Check out Wendy Chapkis’ “Beauty secrets: women and the politics of appearance“
I certainly agree most people
Submitted by figleaf on Tue, 2009-11-03 14:22.I certainly agree most people don’t approach appearance alteration as self-decoration. I also really agree it’s hard to separate personal taste from cultural influence, but in a way I think that’s sort of a red herring. Like when beards are in men without a lot of facial hair can end up stressed about it — and then just a few years later when beards are out again men with heavy “five-o’clock shadows” get their opportunity to stress. What I’m advocating, though, is consistently looking at it as decorating ourselves no matter what. You might still have to conform (try shaving if you’re Amish or wearing a Speedo to the office) but if you make the distinction then it doesn’t have to wear you down as much. Even better, I think it makes it easier to know when you’ve done enough.
Thanks, Punzel
fl
Two distinctions I think are
Submitted by Holly Pervocracy (not verified) on Tue, 2009-11-03 20:58.Two distinctions I think are important: a tattoo is always a tattoo of something. To a lesser extent, the location of and jewelry in a piercing can change its meaning considerably. The message of breast implants is much less explicit and often (rightly or not) assumed to be “Hel-lo sailor.”
And secondly, breast implants are often intended to pass for real, while no one tries to imply they naturally grew a tattoo. Breast implants are often phrased as “correction” of small (or surgically removed, but that’s a different can of worms) breasts, rather than as deliberately artificial augmentation.
I don’t think either of these things make breast implants wrong, but they do make them different.
I agree there are two broad
Submitted by figleaf on Tue, 2009-11-03 21:58.I agree there are two broad classes of body modification, with tattoos well over on one side with their selected meaning and reconstructive breast implants way over on the other. And yeah, it’s a permeable barrier: people sometimes get reconstructive or “cosmetic” tattoos and breast implants can be statements.
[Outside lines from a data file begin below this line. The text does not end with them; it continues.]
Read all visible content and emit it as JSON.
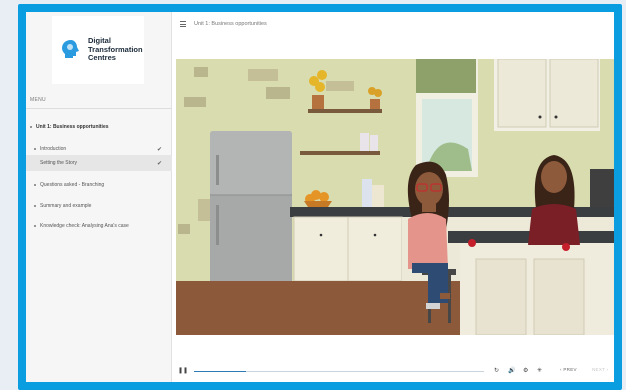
{
  "logo": {
    "line1": "Digital",
    "line2": "Transformation",
    "line3": "Centres"
  },
  "sidebar": {
    "menu_label": "MENU",
    "items": [
      {
        "label": "Unit 1: Business opportunities",
        "level": "top"
      },
      {
        "label": "Introduction",
        "checked": true
      },
      {
        "label": "Setting the Story",
        "checked": true,
        "active": true
      },
      {
        "label": "Questions asked - Branching"
      },
      {
        "label": "Summary and example"
      },
      {
        "label": "Knowledge check: Analysing Ana's case"
      }
    ],
    "check_glyph": "✔"
  },
  "header": {
    "title": "Unit 1: Business opportunities",
    "menu_icon": "hamburger-icon"
  },
  "player": {
    "progress": 0.18,
    "play_icon": "pause-icon",
    "replay_icon": "replay-icon",
    "volume_icon": "volume-icon",
    "settings_icon": "settings-icon",
    "prev_label": "PREV",
    "next_label": "NEXT",
    "accent": "#2e7bb5"
  },
  "colors": {
    "frame": "#0a9ee0"
  }
}
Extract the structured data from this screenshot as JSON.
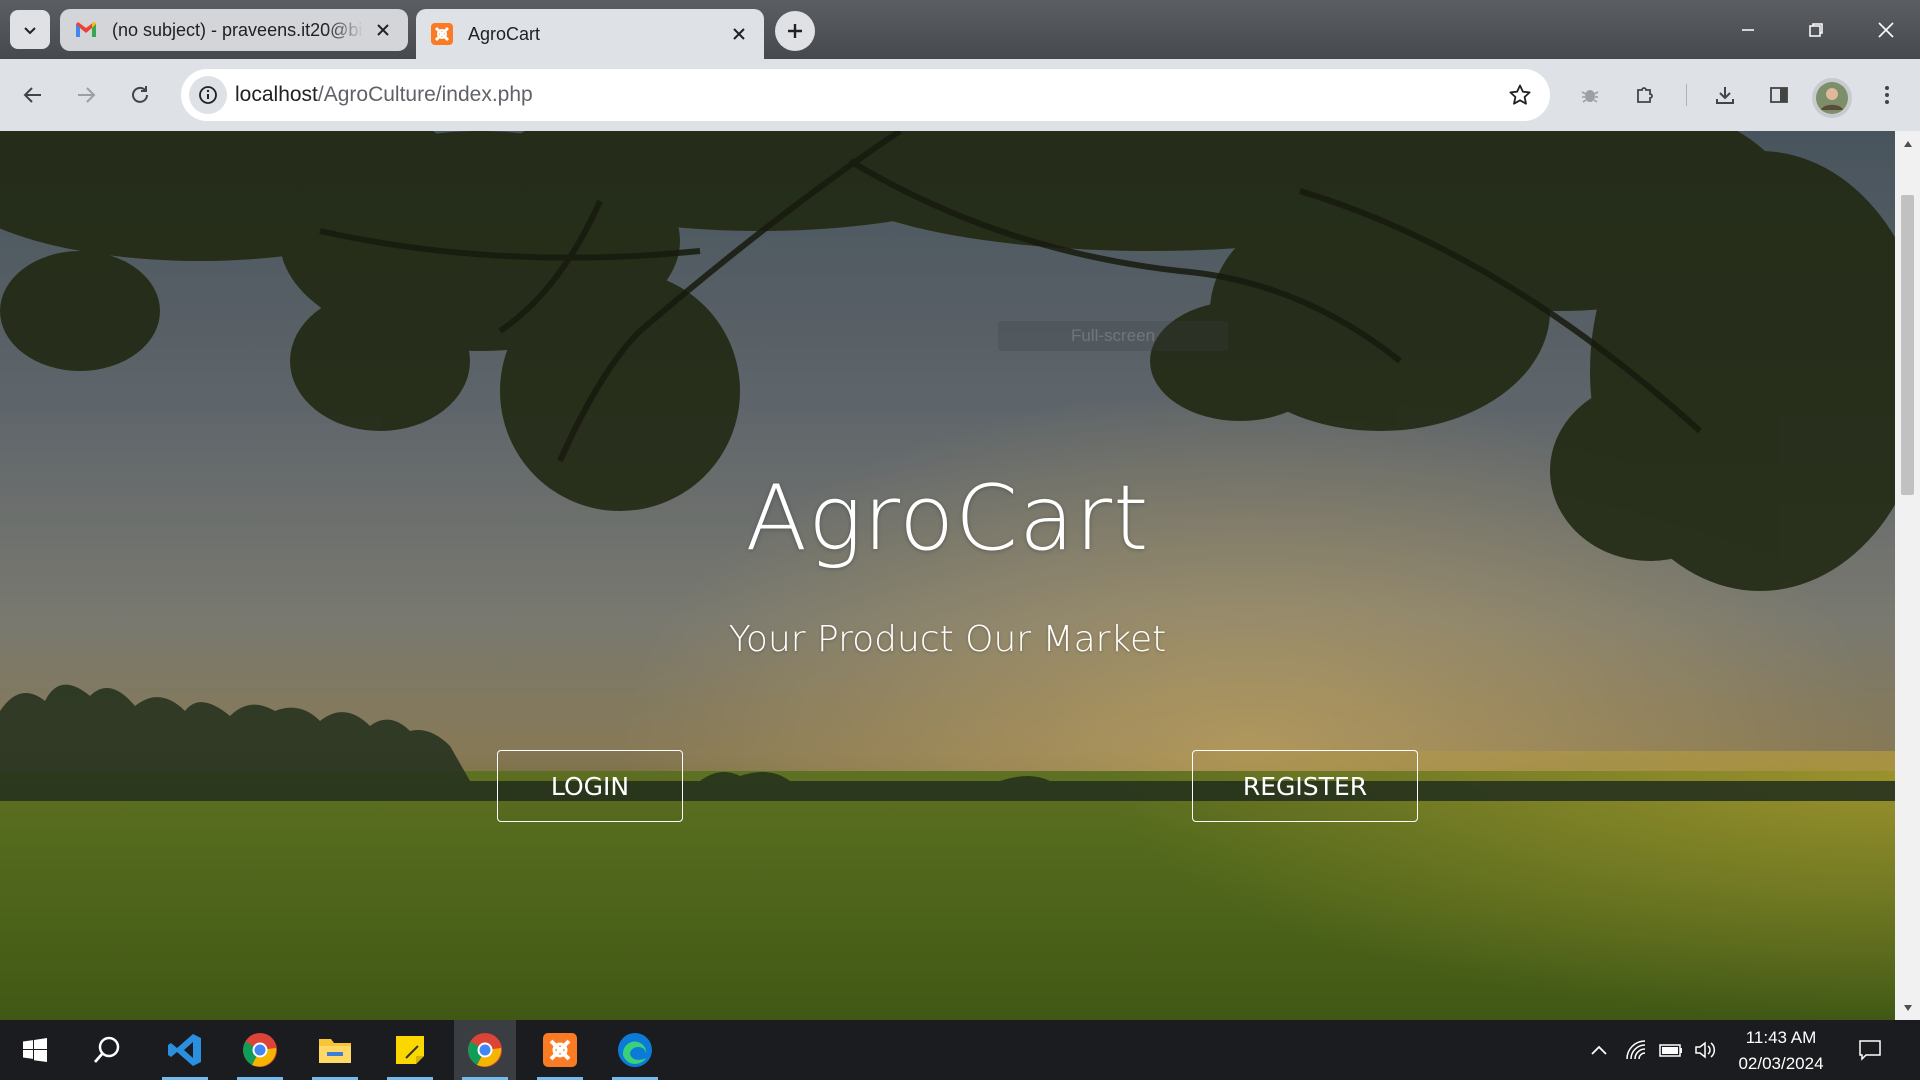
{
  "browser": {
    "tabs": [
      {
        "title": "(no subject) - praveens.it20@bi",
        "favicon": "gmail-icon",
        "active": false
      },
      {
        "title": "AgroCart",
        "favicon": "xampp-icon",
        "active": true
      }
    ],
    "url": {
      "host": "localhost",
      "path": "/AgroCulture/index.php"
    }
  },
  "page": {
    "fullscreen_hint": "Full-screen",
    "title": "AgroCart",
    "subtitle": "Your Product Our Market",
    "login_label": "LOGIN",
    "register_label": "REGISTER"
  },
  "taskbar": {
    "apps": [
      "windows-start-icon",
      "search-icon",
      "vscode-icon",
      "chrome-icon",
      "file-explorer-icon",
      "sticky-notes-icon",
      "chrome-icon",
      "xampp-icon",
      "edge-icon"
    ],
    "time": "11:43 AM",
    "date": "02/03/2024"
  },
  "colors": {
    "tabstrip": "#46494d",
    "toolbar": "#dee1e6",
    "taskbar": "#1a1c1f",
    "accent_underline": "#76b9ed",
    "gmail_red": "#ea4335",
    "xampp_orange": "#fb7a24"
  }
}
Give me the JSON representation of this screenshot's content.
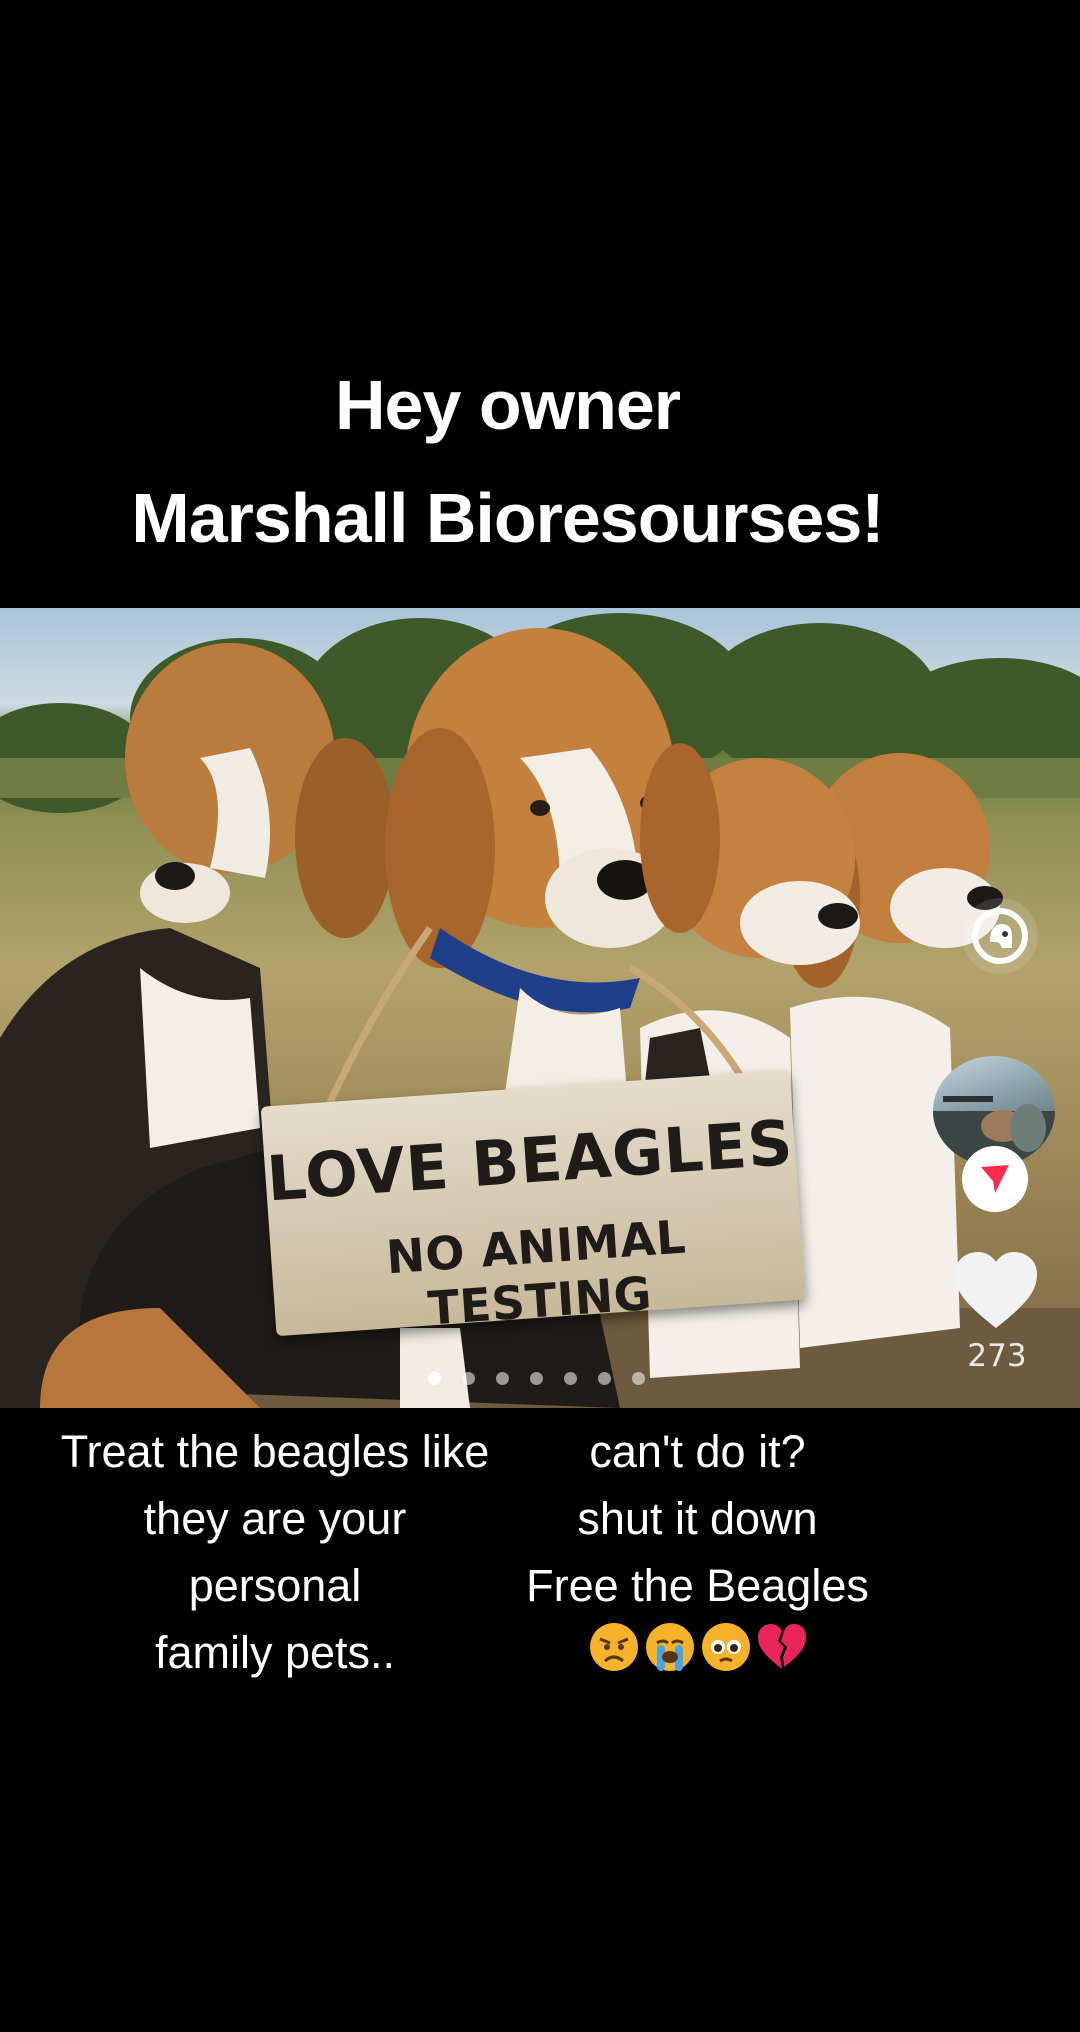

Anyway, while I agree I also think breast implants aren’t the only modifications in the second “different” category. There are also hair implants for men, braces for children, etc.
And I’d argue that past a certain point things like ear piercing and shaving are so culturally ingrained in some places that doing it amounts to making yourself look “normal” even though elsewhere they could be considered exotic.